How to chain DB relationships in Laravel (multiple has_many?)
Stefan Bogdanescu
Founder & Senior Architect · 2026-06-29
How to Chain DB Relationships in Laravel: Mastering Multi-Level Eloquent Loading
I'm using Laravel, which is awesome, but I'm stuck on an issue with the database. Navigating complex, multi-level relationships—where one model links to another, which links to a third—can often feel like wrestling with tangled chains of has_many and belongs_to.
This post dives deep into how to correctly chain these relationships in Eloquent, specifically tackling your scenario: loading Pages, their associated Elements, and the Content tied to those Elements. We will explore the best practices for efficient data retrieval, ensuring you can load complex nested structures cleanly, which is crucial for building robust applications on the Laravel framework.
Understanding the Multi-Level Relationship
Your setup involves a classic hierarchical structure:
- Pages have many Elements.
- Elements have many Content items.
To retrieve all this data efficiently in a single query or method call, we must master Eloquent's eager loading capabilities. Simply defining the relationships isn't enough; we need to instruct Eloquent exactly how to fetch the related data structure.
Here is the conceptual mapping of your tables:
- pages (Parent 1) $\rightarrow$ elements (Child 1) $\rightarrow$ content (Grandchild)
Step 1: Defining the Relationships in Models
The foundation of chaining relationships is correct model definition. We establish the "one-to-many" links using hasMany and belongsTo. This defines the potential pathways for data retrieval.
In your Page model:
// app/Models/Page.php
class Page extends Model
{
public function elements()
{
return $this->hasMany(Element::class);
}
}
In your Element model:
// app/Models/Element.php
class Element extends Model
{
public function page()
{
return $this->belongsTo(Page::class);
}
public function content()
{
return $this->hasMany(Content::class);
}
}
Step 2: Implementing the Chained Loading Function
The core of your request is to create a static method on the Page model, load_by_route($route), that fetches all necessary data. This function will use nested eager loading (with()) to pull the entire structure in an optimized manner.
This approach allows you to leverage database joins efficiently, preventing N+1 query problems that plague non-optimized relationship fetching. If you are building complex queries, understanding how Eloquent handles these loads is key to writing performant code, much like when optimizing database interactions on platforms like those discussed at laravelcompany.com.
Here is how we implement the loading logic:
// app/Models/Page.php (Continuing the Page model)
class Page extends Model
{
use HasFactory;
public function elements()
{
return $this->hasMany(Element::class);
}
/**
* Loads a page along with its associated elements and their content.
*
* @param string $route The route identifier to load the page by.
* @return \Illuminate\Database\Eloquent\Model|null
*/
public static function loadByRoute(string $route): ?object
{
// 1. Find the initial Page model based on the route parameter
$page = self::where('route', $route)->first();
if (!$page) {
return null;
}
// 2. Eager Load the immediate relationships (Elements)
// 3. Nested Eager Load: For each element, load its content.
$page->load([
'elements.content' // Chaining the relationship depth here!
]);
return $page;
}
}
Execution Example
When you call this method, Eloquent handles the complexity behind the scenes: it first finds the page, then uses the elements relationship to fetch all elements for that page, and then iterates over those elements to fetch their respective content.
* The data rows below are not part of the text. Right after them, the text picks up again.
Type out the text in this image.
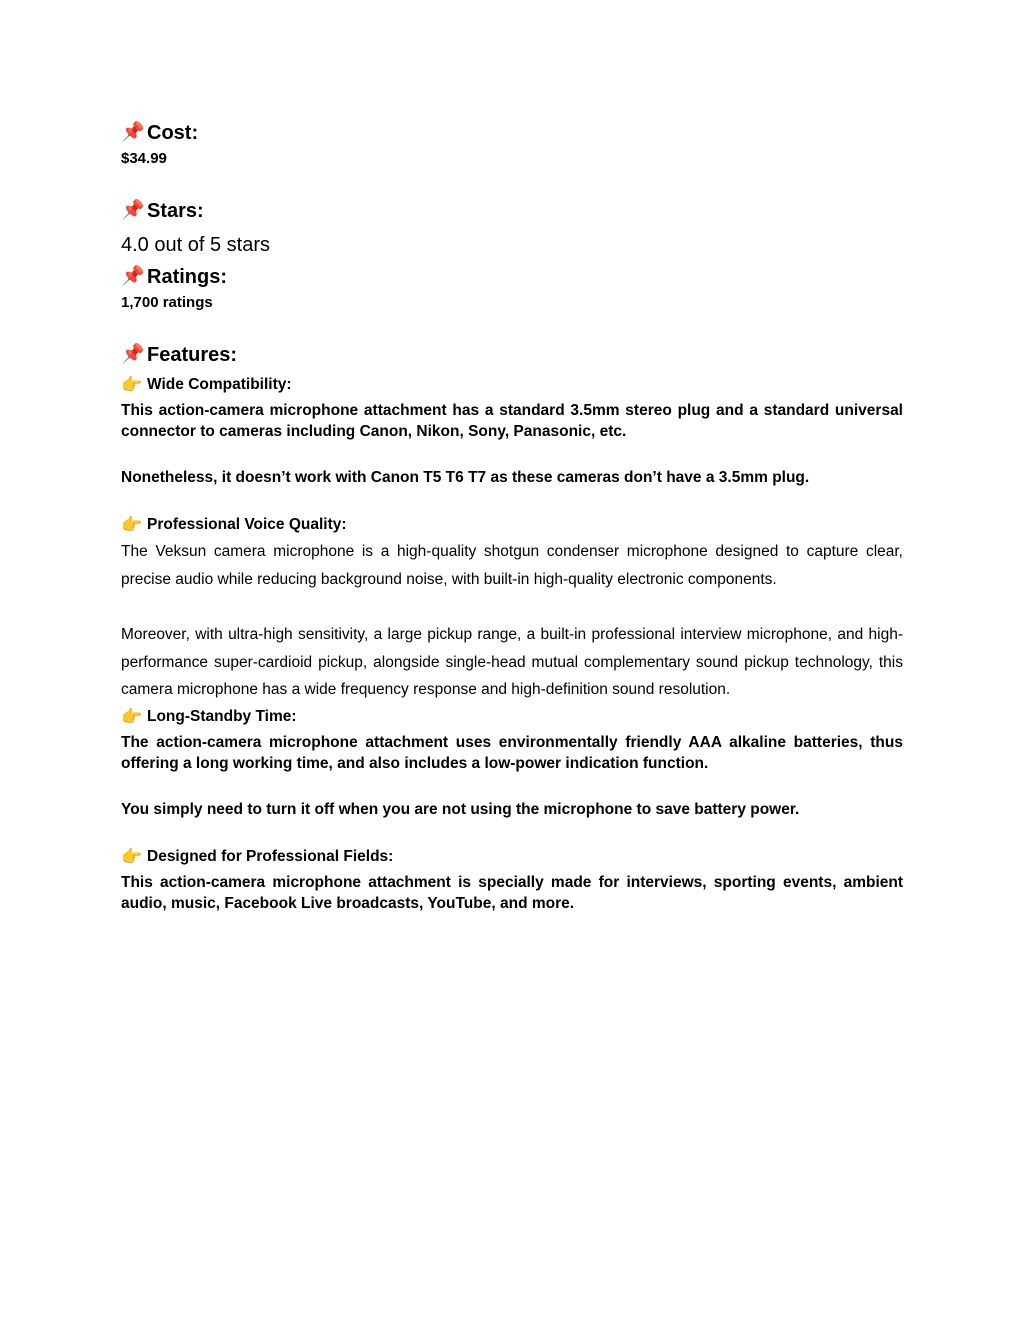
📌 Cost:

$34.99

📌 Stars:

4.0 out of 5 stars

📌 Ratings:

1,700 ratings

📌 Features:
👉 Wide Compatibility:

This action-camera microphone attachment has a standard 3.5mm stereo plug and a standard universal connector to cameras including Canon, Nikon, Sony, Panasonic, etc.

Nonetheless, it doesn’t work with Canon T5 T6 T7 as these cameras don’t have a 3.5mm plug.

👉 Professional Voice Quality:

The Veksun camera microphone is a high-quality shotgun condenser microphone designed to capture clear, precise audio while reducing background noise, with built-in high-quality electronic components.

Moreover, with ultra-high sensitivity, a large pickup range, a built-in professional interview microphone, and high-performance super-cardioid pickup, alongside single-head mutual complementary sound pickup technology, this camera microphone has a wide frequency response and high-definition sound resolution.

👉 Long-Standby Time:

The action-camera microphone attachment uses environmentally friendly AAA alkaline batteries, thus offering a long working time, and also includes a low-power indication function.

You simply need to turn it off when you are not using the microphone to save battery power.

👉 Designed for Professional Fields:

This action-camera microphone attachment is specially made for interviews, sporting events, ambient audio, music, Facebook Live broadcasts, YouTube, and more.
This results in a single, highly optimized operation.
// Example usage in a Controller or Service
$pageData = Page::loadByRoute('homepage');
if ($pageData) {
echo "Page Title: " . $pageData->title . "\n";
foreach ($pageData->elements as $element) {
echo "Element Type: " . $element->type . "\n";
// Accessing the deeply nested content directly
foreach ($element->content as $content) {
echo "Content Data: " . $content->data . "\n";
}
}
}
Conclusion
Chaining database relationships in Laravel is less about magically chaining has_many() methods and more about correctly applying eager loading strategies. By defining clear parent-child relationships and utilizing nested with() calls (or, as we did here, custom loading methods that invoke these loads), you ensure that your application retrieves complex, hierarchical data efficiently. Mastering this technique is fundamental to writing scalable and high-performance Laravel applications, making efficient data retrieval a hallmark of good development practice on the Laravel platform.